Рим II века нашей эры — в сравнении с Афинами Перикла — был намного более широким и сложным обществом и, как следствие, оказался слабее перед новым патогеном. В Римской империи на пике ее могущества проживало 70 миллионов человек — возможно, четверть населения мира в то время. Первая крупная эпидемия оспы поразила римлян, уже и так часто страдавших от желудочно-кишечных инфекций и малярии, зимой 165–166 годов, при императоре-философе Марке Аврелии, правившем с 161 по 180 год)[408]. Римляне верили, что навлекли на себя мор, разграбив храм Аполлона в Селевкии во время войны с парфянами; на самом деле болезнь вполне могли принести как вернувшиеся домой солдаты, так и рабы, завезенные из Африки. Как пишет Гален, болезнь не щадила ни юных, ни старых, ни богатых, ни бедных, но чаще других поражала рабов (погибли все рабы самого Галена); симптомами ее были лихорадка, жажда, рвота, диарея и черная сыпь. Эпидемия не стихала до 192 года. Она радикально сократила население от Египта до Афин, опустошила города и деревни и вызвала усиленные нападения германских племен, особенно вдоль Дуная. «В течение некоторого времени[409], — отмечает Гиббон, — в Риме умирало ежедневно по пяти тысяч человек, и многие города, спасшиеся от нашествия варваров, совершенно опустели»[410][411]. Современные исследователи оценивают число погибших на уровне 10–30 % от общего населения империи[412]. Мы располагаем свидетельствами, что это стало причиной значительного спада экономической активности (он отражен в резком сокращении рубки леса). Римская армия, согласно одному современному источнику, в 172 году «практически исчезла»[413]. Возможно, эпидемия содействовала распространению в империи христианства, поскольку христианская религия не только предлагала объяснение катастрофы — видя в ней наказание, посланное Богом грешному народу, — но и поощряла поведение, благодаря которому среди верующих было непропорционально большое количество выживших[414].

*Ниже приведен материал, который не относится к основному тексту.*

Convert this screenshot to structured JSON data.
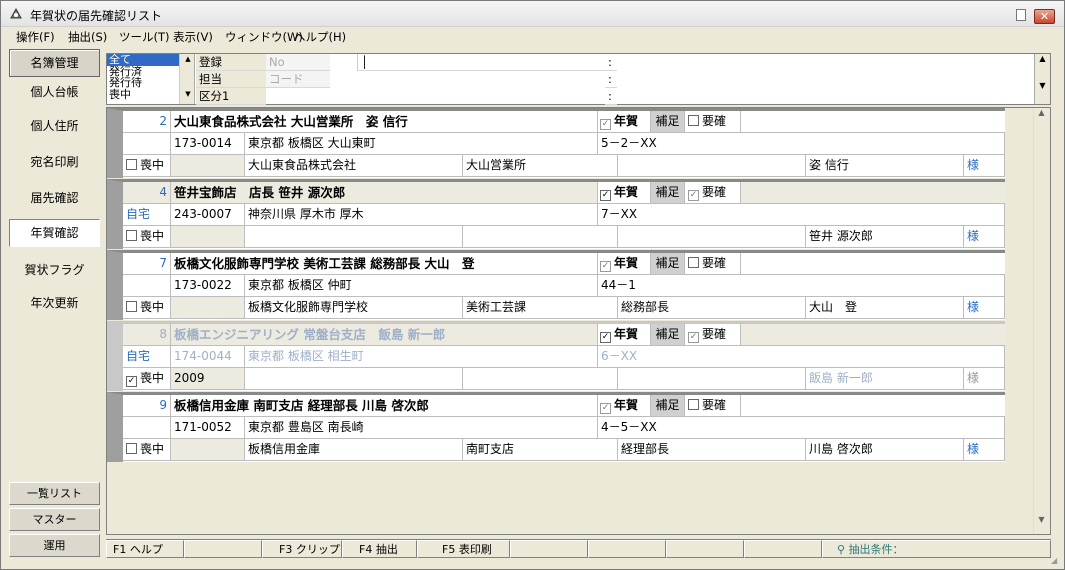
{
  "window": {
    "title": "年賀状の届先確認リスト",
    "close": "✕"
  },
  "menu": [
    "操作(F)",
    "抽出(S)",
    "ツール(T)",
    "表示(V)",
    "ウィンドウ(W)",
    "ヘルプ(H)"
  ],
  "sidebar": {
    "items": [
      "名簿管理",
      "個人台帳",
      "個人住所",
      "宛名印刷",
      "届先確認",
      "年賀確認",
      "賀状フラグ",
      "年次更新"
    ],
    "bottom": [
      "一覧リスト",
      "マスター",
      "運用"
    ]
  },
  "filter": {
    "options": [
      "全て",
      "発行済",
      "発行待",
      "喪中"
    ],
    "row1": {
      "label": "登録",
      "field": "No"
    },
    "row2": {
      "label": "担当",
      "field": "コード"
    },
    "row3": {
      "label": "区分1"
    },
    "colon": ":"
  },
  "labels": {
    "nenga": "年賀",
    "hosoku": "補足",
    "youkaku": "要確",
    "mochu": "喪中",
    "sama": "様",
    "jitaku": "自宅"
  },
  "records": [
    {
      "no": "2",
      "name": "大山東食品株式会社 大山営業所　姿 信行",
      "zip": "173-0014",
      "addr1": "東京都 板橋区 大山東町",
      "addr2": "5－2－XX",
      "company": "大山東食品株式会社",
      "dept": "大山営業所",
      "title": "",
      "person": "姿 信行",
      "year": "",
      "home": ""
    },
    {
      "no": "4",
      "name": "笹井宝飾店　店長 笹井 源次郎",
      "zip": "243-0007",
      "addr1": "神奈川県 厚木市 厚木",
      "addr2": "7－XX",
      "company": "",
      "dept": "",
      "title": "",
      "person": "笹井 源次郎",
      "year": "",
      "home": "自宅"
    },
    {
      "no": "7",
      "name": "板橋文化服飾専門学校 美術工芸課 総務部長 大山　登",
      "zip": "173-0022",
      "addr1": "東京都 板橋区 仲町",
      "addr2": "44－1",
      "company": "板橋文化服飾専門学校",
      "dept": "美術工芸課",
      "title": "総務部長",
      "person": "大山　登",
      "year": "",
      "home": ""
    },
    {
      "no": "8",
      "name": "板橋エンジニアリング 常盤台支店　飯島 新一郎",
      "zip": "174-0044",
      "addr1": "東京都 板橋区 相生町",
      "addr2": "6－XX",
      "company": "",
      "dept": "",
      "title": "",
      "person": "飯島 新一郎",
      "year": "2009",
      "home": "自宅"
    },
    {
      "no": "9",
      "name": "板橋信用金庫 南町支店 経理部長 川島 啓次郎",
      "zip": "171-0052",
      "addr1": "東京都 豊島区 南長崎",
      "addr2": "4－5－XX",
      "company": "板橋信用金庫",
      "dept": "南町支店",
      "title": "経理部長",
      "person": "川島 啓次郎",
      "year": "",
      "home": ""
    }
  ],
  "statusbar": {
    "f1": "F1 ヘルプ",
    "f3": "F3 クリップ",
    "f4": "F4 抽出",
    "f5": "F5 表印刷",
    "cond": "抽出条件："
  }
}
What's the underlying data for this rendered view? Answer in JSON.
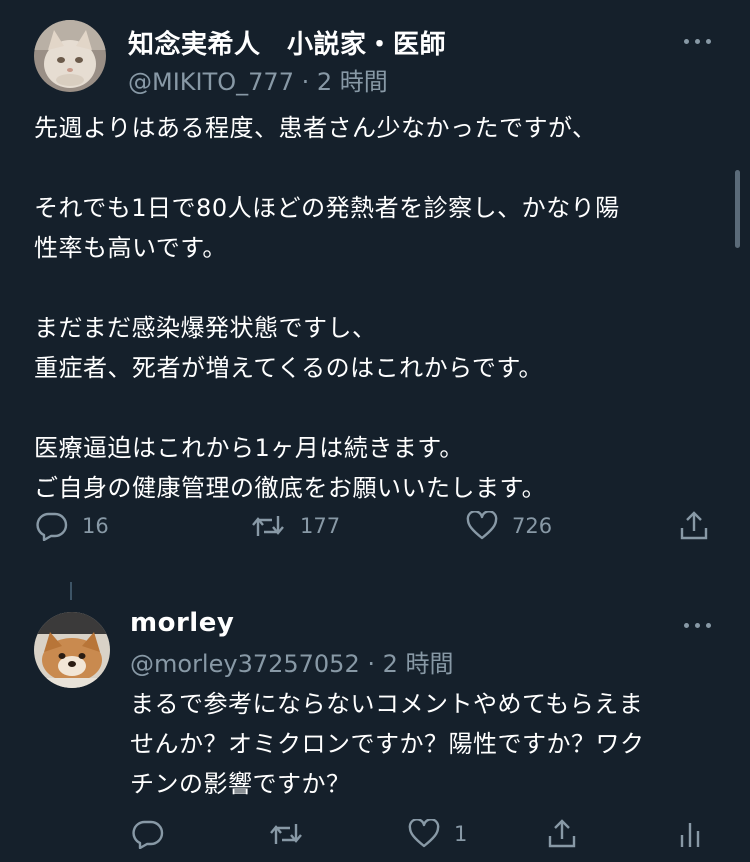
{
  "tweet1": {
    "name": "知念実希人　小説家・医師",
    "handle": "@MIKITO_777",
    "time": "· 2 時間",
    "body": "先週よりはある程度、患者さん少なかったですが、\n\nそれでも1日で80人ほどの発熱者を診察し、かなり陽\n性率も高いです。\n\nまだまだ感染爆発状態ですし、\n重症者、死者が増えてくるのはこれからです。\n\n医療逼迫はこれから1ヶ月は続きます。\nご自身の健康管理の徹底をお願いいたします。",
    "reply_count": "16",
    "retweet_count": "177",
    "like_count": "726"
  },
  "tweet2": {
    "name": "morley",
    "handle": "@morley37257052",
    "time": "· 2 時間",
    "body": "まるで参考にならないコメントやめてもらえま\nせんか？オミクロンですか？陽性ですか？ワク\nチンの影響ですか？",
    "reply_count": "",
    "retweet_count": "",
    "like_count": "1"
  },
  "colors": {
    "background": "#15202b",
    "secondary_text": "#8899a6",
    "primary_text": "#ffffff"
  }
}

И все же Римская империя выстояла, а вскоре успешно пережила еще и Киприанову чуму (249–270) — вспышку геморрагической лихорадки, убившую, возможно, 15–25 % населения государства. Смертельный удар, как принято считать, нанесла другая эпидемия — Юстинианова чума. Эта вспышка бубонной чумы началась в 541 году в египетском Пелузии (на территории близ нынешнего Порт-Саида), в 543-м достигла Рима, а в 544-м поразила Британию. Она вновь разразилась в Константинополе в 558 году, затем, уже третий раз, — в 573-м, и еще раз — в 586-м. В целом Юстинианова чума, как и Черная смерть в XIV веке, возвращалась снова и снова на протяжении большей части двух столетий. Уверенно сказать, что это была именно бубонная чума, мы можем благодаря подробным записям историка Прокопия Кесарийского (ниже они приводятся в изложении Гиббона):
Но в большинстве случаев люди занемогали в постели, на улице или во время своих обычных занятий лихорадкой, которая вначале была такая легкая, что ни в пульсе, ни в цвете лица больного не было никаких признаков приближавшейся опасности. Или в тот же день, или в один из следующих двух дней опасность обнаруживалась в опухоли желез, в особенности в паху, под мышками и под ушами; а когда эти распухшие или вздувшиеся места лопались, внутри их находили уголек или черное зернышко величиной с чечевичное. Если эти опухоли достигали настоящей зрелости или нагноения, то этот естественный способ удаления вредной материи спасал больного. Если же они оставались твердыми и сухими, то очень скоро делалась гангрена и на пятый день больной обыкновенно умирал. Лихорадка часто сопровождалась летаргией или бредом; тело больного покрывалось черными прыщами или нарывами, которые были предвестниками скорой смерти, а у тех, у кого по слабости сложения сыпь не могла выступать наружу, после рвоты кровью следовало воспаление кишок… Многие из тех, которые спаслись от нее, лишились языка, не будучи уверенными, что болезнь не возвратится к ним вновь[415].